As a massive health care workers strike enters its fifth week, Oregon’s largest nurses union and its legislative allies are pushing to make hospitals reveal how much they are paying to replace striking employees.
Almost 5,000 nurses and allied health care workers walked off the job on Jan. 10 at eight Providence hospitals and six clinics around the state. The strike is the largest in Oregon health care in history.
Negotiators for the Oregon Nurses Association agreed to tentative deals with Providence recently, only to have members at eight hospitals reject them resoundingly. As the strike goes on, Providence is paying replacement workers $25 million a week, according to one estimate.
Meanwhile, the state hospital trade group has warned that many of its members are struggling to break even and are asking lawmakers for additional financial help.
“Hospitals pleading financial hardship while diverting funds into costly, short term-labor solutions lacks accountability and erodes trust,” state Rep. Travis Nelson, D-Portland said during a hearing of the House Labor and Workplace Standards Committee on Monday.
Nelson is spearheading House Bill 2792, a bill that would force hospitals to report how much they spent to recruit and pay replacement workers. The bill reflects the increased frequency of health care worker strikes, and is the latest in an ongoing power struggle between the influential nurses union and the hospital association.
The bill is supported by the nurses association, which has grown to 20,000 nurses and other health care workers. Kathy Keane, chair of the nurses bargaining unit at Providence St. Vincent, told the committee that hospital management called the union’s earlier proposals “financially unviable” while paying for the housing, transportation and compensation of replacement workers.
The Hospital Association of Oregon opposes the bill. Sean Kolmer, the association’s executive vice president of external affairs, wrote in testimony that the bill’s reporting requirements would be a distraction for hospital managers while they are trying to maintain care during a strike.
“What is this bill trying to accomplish?” Kolmer told lawmakers. “Ultimately, the members in this room are about delivering health care. This bill doesn’t do that.”

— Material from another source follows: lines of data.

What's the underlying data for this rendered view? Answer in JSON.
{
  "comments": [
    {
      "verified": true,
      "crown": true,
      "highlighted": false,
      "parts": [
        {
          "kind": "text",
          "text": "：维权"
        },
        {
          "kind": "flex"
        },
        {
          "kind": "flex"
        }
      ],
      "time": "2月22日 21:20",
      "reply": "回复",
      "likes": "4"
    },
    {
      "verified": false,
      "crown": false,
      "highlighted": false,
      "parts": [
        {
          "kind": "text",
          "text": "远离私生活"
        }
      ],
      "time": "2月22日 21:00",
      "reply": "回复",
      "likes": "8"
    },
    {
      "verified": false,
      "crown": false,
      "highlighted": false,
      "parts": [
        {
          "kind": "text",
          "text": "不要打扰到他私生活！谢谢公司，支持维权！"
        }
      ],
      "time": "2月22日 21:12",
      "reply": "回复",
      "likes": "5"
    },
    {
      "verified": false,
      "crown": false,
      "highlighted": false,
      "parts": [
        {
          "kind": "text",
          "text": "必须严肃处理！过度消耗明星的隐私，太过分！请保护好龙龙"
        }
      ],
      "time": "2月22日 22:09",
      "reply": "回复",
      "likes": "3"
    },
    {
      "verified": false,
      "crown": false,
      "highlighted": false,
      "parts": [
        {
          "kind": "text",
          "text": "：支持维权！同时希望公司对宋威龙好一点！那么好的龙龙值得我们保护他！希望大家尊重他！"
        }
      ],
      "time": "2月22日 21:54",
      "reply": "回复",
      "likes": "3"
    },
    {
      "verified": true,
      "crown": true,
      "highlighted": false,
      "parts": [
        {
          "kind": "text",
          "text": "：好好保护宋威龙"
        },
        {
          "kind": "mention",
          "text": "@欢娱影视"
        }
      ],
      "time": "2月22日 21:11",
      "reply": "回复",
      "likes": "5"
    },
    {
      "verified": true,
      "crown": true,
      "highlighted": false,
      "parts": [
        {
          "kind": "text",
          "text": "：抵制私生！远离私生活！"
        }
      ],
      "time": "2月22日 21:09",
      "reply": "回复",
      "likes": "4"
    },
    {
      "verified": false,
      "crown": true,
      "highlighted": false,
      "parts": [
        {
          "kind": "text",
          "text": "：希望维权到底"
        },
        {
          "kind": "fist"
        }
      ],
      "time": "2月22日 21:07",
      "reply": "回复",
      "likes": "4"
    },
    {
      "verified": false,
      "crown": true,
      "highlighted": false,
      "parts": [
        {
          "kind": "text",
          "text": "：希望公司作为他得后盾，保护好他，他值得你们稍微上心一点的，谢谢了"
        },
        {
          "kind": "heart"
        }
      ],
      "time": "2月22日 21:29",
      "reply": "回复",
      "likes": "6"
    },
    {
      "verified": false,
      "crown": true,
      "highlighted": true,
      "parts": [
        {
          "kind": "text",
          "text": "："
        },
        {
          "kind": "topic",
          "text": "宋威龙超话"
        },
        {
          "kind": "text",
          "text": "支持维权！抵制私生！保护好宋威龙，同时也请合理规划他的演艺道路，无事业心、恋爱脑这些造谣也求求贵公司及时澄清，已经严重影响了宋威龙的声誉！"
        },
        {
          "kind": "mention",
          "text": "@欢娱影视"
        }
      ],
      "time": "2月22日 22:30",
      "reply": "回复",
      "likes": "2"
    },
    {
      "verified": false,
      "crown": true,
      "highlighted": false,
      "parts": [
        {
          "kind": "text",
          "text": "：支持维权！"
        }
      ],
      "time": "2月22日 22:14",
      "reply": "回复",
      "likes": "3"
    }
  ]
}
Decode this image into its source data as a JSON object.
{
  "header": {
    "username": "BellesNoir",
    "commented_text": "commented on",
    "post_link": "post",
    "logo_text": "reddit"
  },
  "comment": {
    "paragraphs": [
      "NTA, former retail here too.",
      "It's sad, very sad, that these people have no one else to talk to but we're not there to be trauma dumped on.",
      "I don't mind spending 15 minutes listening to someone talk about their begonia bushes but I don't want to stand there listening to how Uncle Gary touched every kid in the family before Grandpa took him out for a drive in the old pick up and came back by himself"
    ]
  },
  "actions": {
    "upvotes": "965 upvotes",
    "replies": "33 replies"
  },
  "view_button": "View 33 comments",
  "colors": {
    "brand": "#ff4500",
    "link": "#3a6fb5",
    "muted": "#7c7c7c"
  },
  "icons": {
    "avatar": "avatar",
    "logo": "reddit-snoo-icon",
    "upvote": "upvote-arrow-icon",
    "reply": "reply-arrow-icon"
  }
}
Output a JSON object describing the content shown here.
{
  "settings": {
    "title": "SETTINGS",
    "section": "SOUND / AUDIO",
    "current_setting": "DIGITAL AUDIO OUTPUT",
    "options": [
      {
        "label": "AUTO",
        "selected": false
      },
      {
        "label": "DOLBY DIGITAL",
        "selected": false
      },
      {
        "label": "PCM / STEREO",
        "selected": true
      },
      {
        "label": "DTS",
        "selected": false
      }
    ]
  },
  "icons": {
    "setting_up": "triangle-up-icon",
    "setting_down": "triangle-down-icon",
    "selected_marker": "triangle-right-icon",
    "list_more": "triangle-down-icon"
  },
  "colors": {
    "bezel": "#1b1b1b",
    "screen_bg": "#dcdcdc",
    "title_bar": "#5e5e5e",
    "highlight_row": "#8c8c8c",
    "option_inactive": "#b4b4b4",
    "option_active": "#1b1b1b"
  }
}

He called the bill a “negotiating tool.”
Nelson, a registered nurse who has been active with the Oregon union as well as its Washington state counterpart, denied that he was trying to interfere with labor negotiations and said the one-page bill is intended to be narrowly focused.
Republican members of the committee reacted skeptically to the bill. State Rep. Ana Scharf, R-Amity, brought up a different bill being considered by lawmakers that would allow striking workers to receive state unemployment benefits. Scharf asked Nelson if he was open to requiring unemployment benefits to be publicly reported. Nelson said he was willing to discuss it.